— Is Pangu Pro Truly Original, or a Copy?
As the global AI development race intensifies since 2024, Chinese companies have been rapidly gaining prominence. Amid this trend, Huawei’s large language model (LLM), Pangu Pro, has come under suspicion for allegedly imitating Qwen, developed by Alibaba. This has once again drawn attention to the issue of trustworthiness in the field of AI.
Allegations of Imitation and Huawei’s Rebuttal
The controversy began when a group calling itself “Honest AGI” posted on GitHub, pointing out an “abnormally high correlation” between Huawei’s Pangu Pro MoE and Alibaba’s Qwen2.5-14B. They claimed that the behavior and structure of the two models were strikingly similar, suggesting the possibility that Huawei’s model was upcycled—a reused version of an existing model—raising questions about potential copyright infringement and the credibility of Huawei’s development process.
In response, Huawei’s AI research division, Noah’s Ark Lab, strongly denied the claims, stating that Pangu Pro was “designed in-house and not based on Qwen.” They further emphasized that the model is the first LLM to run on Huawei’s own Ascend chips, and asserted that the development strictly adheres to open-source licensing terms.
The Invisible Wall of Technical Verification
A key issue here is the extreme difficulty in objectively proving whether an AI model was genuinely developed from scratch.
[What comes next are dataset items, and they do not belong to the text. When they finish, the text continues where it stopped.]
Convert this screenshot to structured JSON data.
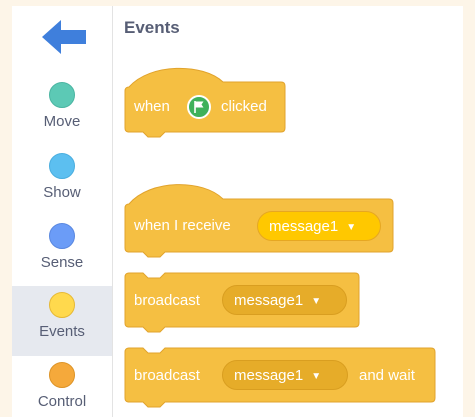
{
  "sidebar": {
    "back_icon": "back-arrow-icon",
    "categories": [
      {
        "label": "Move",
        "color": "#5cc9b5"
      },
      {
        "label": "Show",
        "color": "#5cbff0"
      },
      {
        "label": "Sense",
        "color": "#6b9cf7"
      },
      {
        "label": "Events",
        "color": "#ffd94d",
        "selected": true
      },
      {
        "label": "Control",
        "color": "#f5a93b"
      }
    ]
  },
  "palette": {
    "title": "Events",
    "blocks": {
      "when_flag_clicked": {
        "before": "when",
        "icon": "green-flag-icon",
        "after": "clicked"
      },
      "when_i_receive": {
        "text": "when I receive",
        "dropdown": "message1"
      },
      "broadcast": {
        "text": "broadcast",
        "dropdown": "message1"
      },
      "broadcast_and_wait": {
        "text": "broadcast",
        "dropdown": "message1",
        "after": "and wait"
      }
    }
  },
  "colors": {
    "events_block": "#f5bf42",
    "events_block_border": "#e1a32c",
    "back_arrow": "#3f7fdc",
    "text": "#575e75"
  }
}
Given the black-box nature of many AI systems, similarities in structure or output can often be dismissed as mere coincidence.
Furthermore, in today’s open-source era, there is more room to legally utilize others’ code, making the boundary between imitation and inspiration increasingly ambiguous. This is not an issue limited to China; developers worldwide face similar challenges.
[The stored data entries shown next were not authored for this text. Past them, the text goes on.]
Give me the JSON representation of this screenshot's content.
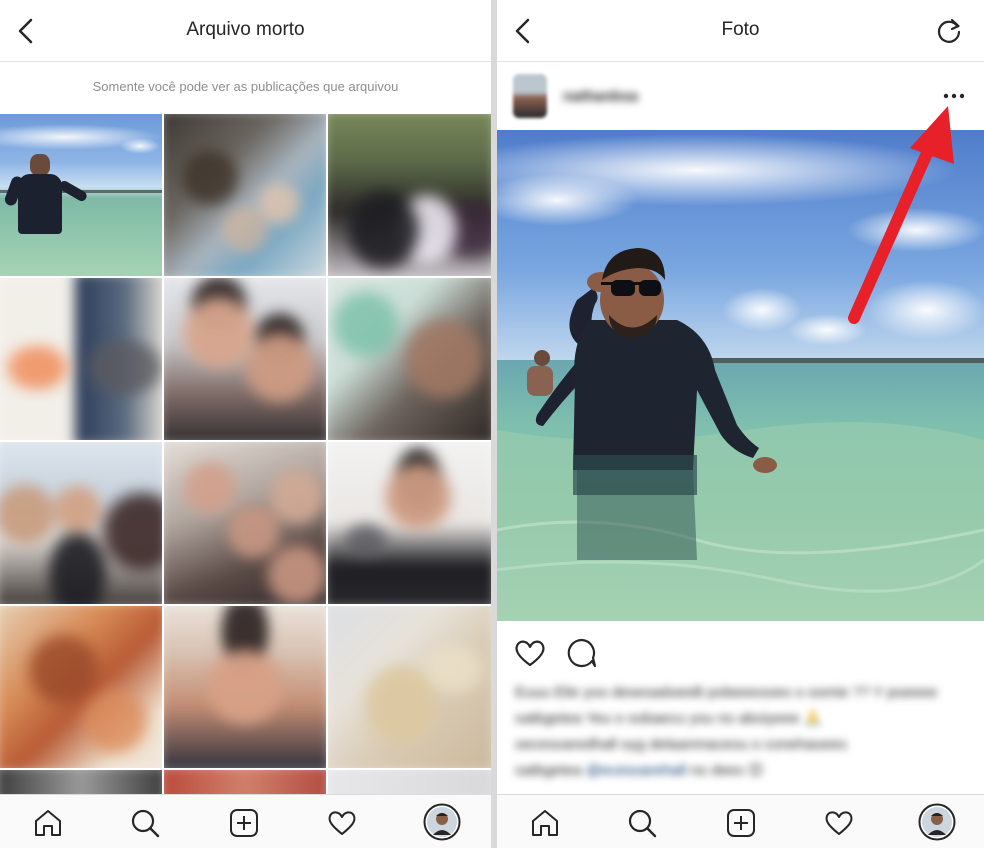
{
  "left_screen": {
    "header": {
      "title": "Arquivo morto",
      "back_icon": "chevron-left-icon"
    },
    "notice": "Somente você pode ver as publicações que arquivou",
    "grid_tiles": 12,
    "bottom_nav": [
      {
        "name": "home",
        "icon": "home-icon"
      },
      {
        "name": "search",
        "icon": "search-icon"
      },
      {
        "name": "new-post",
        "icon": "plus-square-icon"
      },
      {
        "name": "activity",
        "icon": "heart-icon"
      },
      {
        "name": "profile",
        "icon": "profile-avatar"
      }
    ]
  },
  "right_screen": {
    "header": {
      "title": "Foto",
      "back_icon": "chevron-left-icon",
      "refresh_icon": "refresh-icon"
    },
    "post": {
      "username": "nathanbsa",
      "more_icon": "more-options-icon",
      "caption_line1": "Euuu Elie yoo desesadoeeB pobeeeooeo o oomie ?? Y poeeee",
      "caption_line2": "oatbgetea Yeu o oobaecu you no aboiyeee 🙏",
      "caption_line3": "oecesoaredhall oyg delaanmaceou o conehaoeeo",
      "caption_line4": "oatbgetea",
      "caption_tag": "@ecesoarehall",
      "caption_end": "no dees 😊"
    },
    "bottom_nav": [
      {
        "name": "home",
        "icon": "home-icon"
      },
      {
        "name": "search",
        "icon": "search-icon"
      },
      {
        "name": "new-post",
        "icon": "plus-square-icon"
      },
      {
        "name": "activity",
        "icon": "heart-icon"
      },
      {
        "name": "profile",
        "icon": "profile-avatar"
      }
    ]
  },
  "annotation": {
    "arrow_color": "#e8202a",
    "points_to": "more-options-icon"
  }
}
The Transparency Barrier Confronting Huawei
Huawei has been involved in AI development since relatively early on, unveiling the first version of Pangu in 2021. However, the company was perceived to be slightly lagging behind Alibaba and Baidu in terms of development pace. Pangu Pro was intended to help regain momentum.
Regardless of whether the imitation allegations are true, the industry is now shifting from a phase focused solely on performance competition to one where the transparency of the development process becomes paramount. For Huawei—especially as it promotes “domestically developed AI” supported by the government and its own hardware—transparency may directly impact its brand value.
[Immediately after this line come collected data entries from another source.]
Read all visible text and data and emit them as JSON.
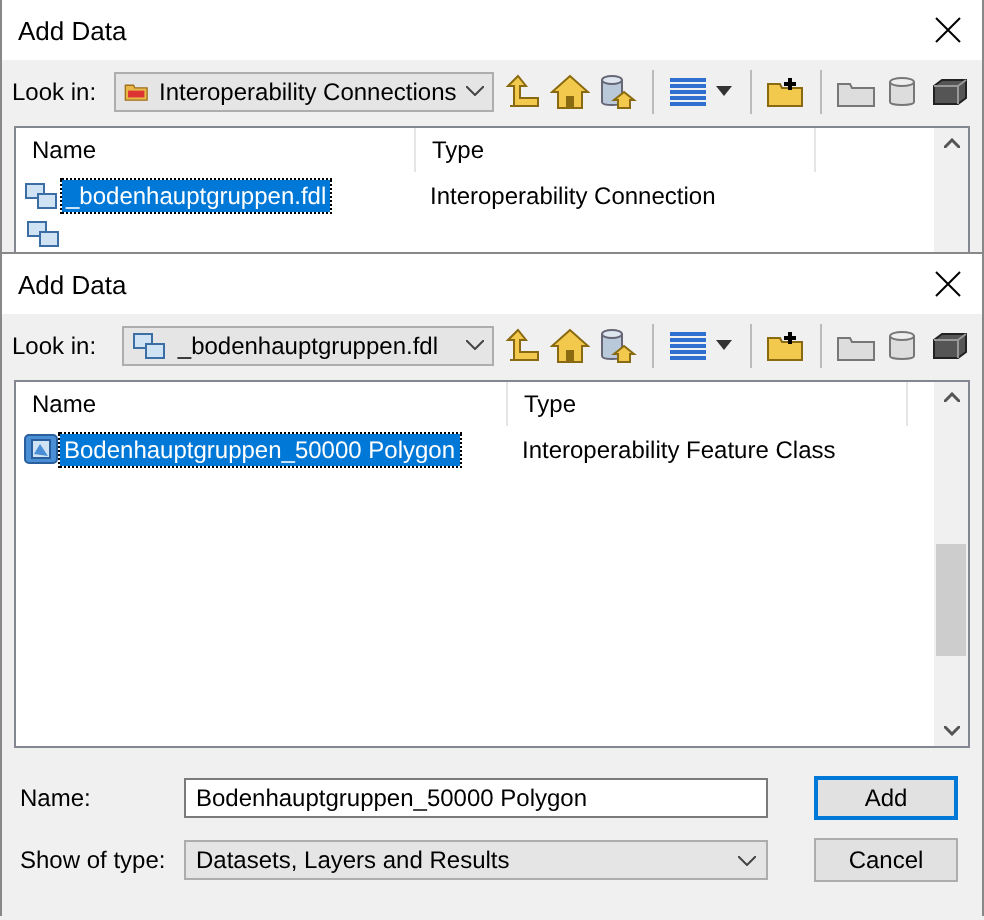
{
  "dialogs": [
    {
      "title": "Add Data",
      "look_in": {
        "label": "Look in:",
        "value": "Interoperability Connections",
        "kind": "folder"
      },
      "columns": [
        "Name",
        "Type"
      ],
      "rows": [
        {
          "kind": "connection",
          "name": "_bodenhauptgruppen.fdl",
          "type": "Interoperability Connection",
          "selected": true
        },
        {
          "kind": "connection_stub",
          "selected": false
        }
      ]
    },
    {
      "title": "Add Data",
      "look_in": {
        "label": "Look in:",
        "value": "_bodenhauptgruppen.fdl",
        "kind": "connection"
      },
      "columns": [
        "Name",
        "Type"
      ],
      "rows": [
        {
          "kind": "feature_class",
          "name": "Bodenhauptgruppen_50000 Polygon",
          "type": "Interoperability Feature Class",
          "selected": true
        }
      ],
      "footer": {
        "name_label": "Name:",
        "name_value": "Bodenhauptgruppen_50000 Polygon",
        "type_label": "Show of type:",
        "type_value": "Datasets, Layers and Results",
        "add": "Add",
        "cancel": "Cancel"
      }
    }
  ]
}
Trust in AI Must Be Built on Technical Strength and Ethical Development
While accuracy and performance remain critical metrics for AI, a new era demands trust in the invisible aspects—how models are developed, and what data they are trained on.
The actions of Huawei and Alibaba, two of China’s AI giants, hold considerable sway not only within China but also across the global AI ecosystem. Whether it’s imitation or innovation may be hard to judge from the outside, but one thing is clear: a company’s attitude and commitment to transparency will play a decisive role in building or losing trust.